Je retourne voir mes docteurs.

Ce n’est pas simple sur le plan de la santé, mais c’est aussi difficile sur différents dossiers vous concernant. Comment traversez-vous cette période?

Nous autres, on se demande ce qui se passe. Personne n’est informé et il semble y avoir deux dossiers. Il faut se rendre compte qu’il y a un ensemble d’inexactitudes qui sont colportées. On a hâte, à un moment donné, que tout se calme pour qu’on puisse donner nos positions.

Le premier dossier, c’est la maison Boileau. Beaucoup reprochent à la Ville d’avoir détruit cette maison ancestrale en expliquant l’urgence de la situation le 22 novembre, alors qu’un rapport d’expert datant de novembre 2017, il y a un an, et que des travaux de consolidation avaient été faits entre temps. Alors, y avait-il urgence?

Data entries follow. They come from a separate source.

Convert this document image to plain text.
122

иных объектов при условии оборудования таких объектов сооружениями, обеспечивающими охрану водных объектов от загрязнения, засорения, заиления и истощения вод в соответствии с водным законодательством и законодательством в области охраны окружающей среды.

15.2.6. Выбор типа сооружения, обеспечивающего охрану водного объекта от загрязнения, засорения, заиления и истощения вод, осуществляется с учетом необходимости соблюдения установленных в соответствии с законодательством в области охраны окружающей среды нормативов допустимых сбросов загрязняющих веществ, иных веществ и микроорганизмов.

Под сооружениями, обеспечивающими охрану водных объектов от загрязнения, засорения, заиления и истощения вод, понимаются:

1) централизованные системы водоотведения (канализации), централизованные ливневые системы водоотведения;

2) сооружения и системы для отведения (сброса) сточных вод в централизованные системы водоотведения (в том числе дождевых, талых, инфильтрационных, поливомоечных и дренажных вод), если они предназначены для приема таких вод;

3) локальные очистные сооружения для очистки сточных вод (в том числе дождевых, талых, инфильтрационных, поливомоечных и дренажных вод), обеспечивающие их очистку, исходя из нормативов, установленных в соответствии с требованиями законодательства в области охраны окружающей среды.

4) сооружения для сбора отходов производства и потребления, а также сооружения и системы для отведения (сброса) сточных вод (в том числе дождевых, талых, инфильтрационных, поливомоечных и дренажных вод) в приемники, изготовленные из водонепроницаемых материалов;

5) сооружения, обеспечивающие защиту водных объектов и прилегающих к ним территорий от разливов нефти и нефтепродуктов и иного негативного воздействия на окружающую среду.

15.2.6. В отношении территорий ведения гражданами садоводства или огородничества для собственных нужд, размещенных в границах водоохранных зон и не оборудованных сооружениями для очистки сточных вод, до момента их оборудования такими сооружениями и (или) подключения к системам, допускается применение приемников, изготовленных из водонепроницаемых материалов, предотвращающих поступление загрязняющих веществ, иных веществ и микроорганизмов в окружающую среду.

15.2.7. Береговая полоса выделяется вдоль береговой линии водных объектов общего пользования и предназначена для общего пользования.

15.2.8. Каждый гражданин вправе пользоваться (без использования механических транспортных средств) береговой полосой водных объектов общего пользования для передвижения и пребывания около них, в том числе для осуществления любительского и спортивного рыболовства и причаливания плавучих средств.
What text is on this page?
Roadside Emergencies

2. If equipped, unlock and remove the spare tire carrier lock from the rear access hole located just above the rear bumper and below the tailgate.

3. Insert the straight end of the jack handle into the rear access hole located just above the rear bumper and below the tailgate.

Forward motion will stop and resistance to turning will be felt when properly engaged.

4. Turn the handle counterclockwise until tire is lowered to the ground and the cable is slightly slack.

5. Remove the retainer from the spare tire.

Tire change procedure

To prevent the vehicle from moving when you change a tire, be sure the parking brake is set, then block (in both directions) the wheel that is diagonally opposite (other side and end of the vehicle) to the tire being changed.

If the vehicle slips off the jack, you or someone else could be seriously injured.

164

Il y avait eu des fouilles archéologiques aussi, à la suite de recommandations d’un citoyen et il n’avait pas tort. Il faut comprendre que l’hiver au Québec, ce n’est pas l’été. M. Larose a pris une décision basée sur le fait qu’à un moment donné, même les gens qui avaient fait les travaux de consolidation ne voulaient plus rentrer dans la maison. Oui, elle était dangereuse. Il y a une décision qui a été prise pour la maison malheureusement, mais elle n’était pas récupérable. Ce qui est dommage, c’est que lorsque la maison était sur le marché, elle appartenait à un privé. Nous, on l’a achetée justement pour s’assurer qu’il n’y ait pas d’autres constructions que la maison Boileau ou une reconstruction. On voulait préserver le site. On a travaillé deux ans, on a fait des études, des fouilles archéologiques pour sauver le patrimoine de Chambly et c’est nous qui passons pour des gens qui ont manqué de responsabilités alors qu’on a mis un quart de million en études là-dedans pour faire le tour. À un moment donné, il fallait qu’elle tombe. La décision de M. Larose est basée sur la dangerosité. La sécurité n’a l’air d’intéresser personne.

Dans les conclusions tirées du rapport d’expert, on peut lire qu’il est recommandé de détruire l’intérieur de cette maison, pas la totalité de la maison Boileau, surtout après les travaux de consolidation. Alors pourquoi avoir tout détruit?

Il n’y avait presque rien à récupérer là-dedans. C’était moisi, il y avait des champignons, il y avait toutes sortes d’affaires et ça coûtait 2,5 millions. Maintenant, on va tout refaire. On va pouvoir refaire la maison avec la télémétrie originale qu’on va pouvoir conserver. On va obtenir des expositions pour préserver la mémoire des Patriotes. Le fort de Chambly, c’est exactement ça qui est arrivé. Ils l’ont cassé puis ils l’ont reconstruit. (NDLR : Le fort de Chambly n’a pas été détruit)

C’était prévu que la maison Boileau soit détruite pour être reconstruite?

Oui, c’était mis dans le S.M.E.A.C. ((Situation Mission Exécution Administration Communication) que j’ai déposé en 2016. C’était marqué. On va la restaurer ou la reconstruire. Donc, c’était clair à ce moment-là qu’il n’y avait rien d’autre que cette maison-là ou cette architecture-là à cette place. Alors, quand j’entends des gens dire qu’on a détruit ça pour mettre des condos, c’est de l’hystérie collective quelque part.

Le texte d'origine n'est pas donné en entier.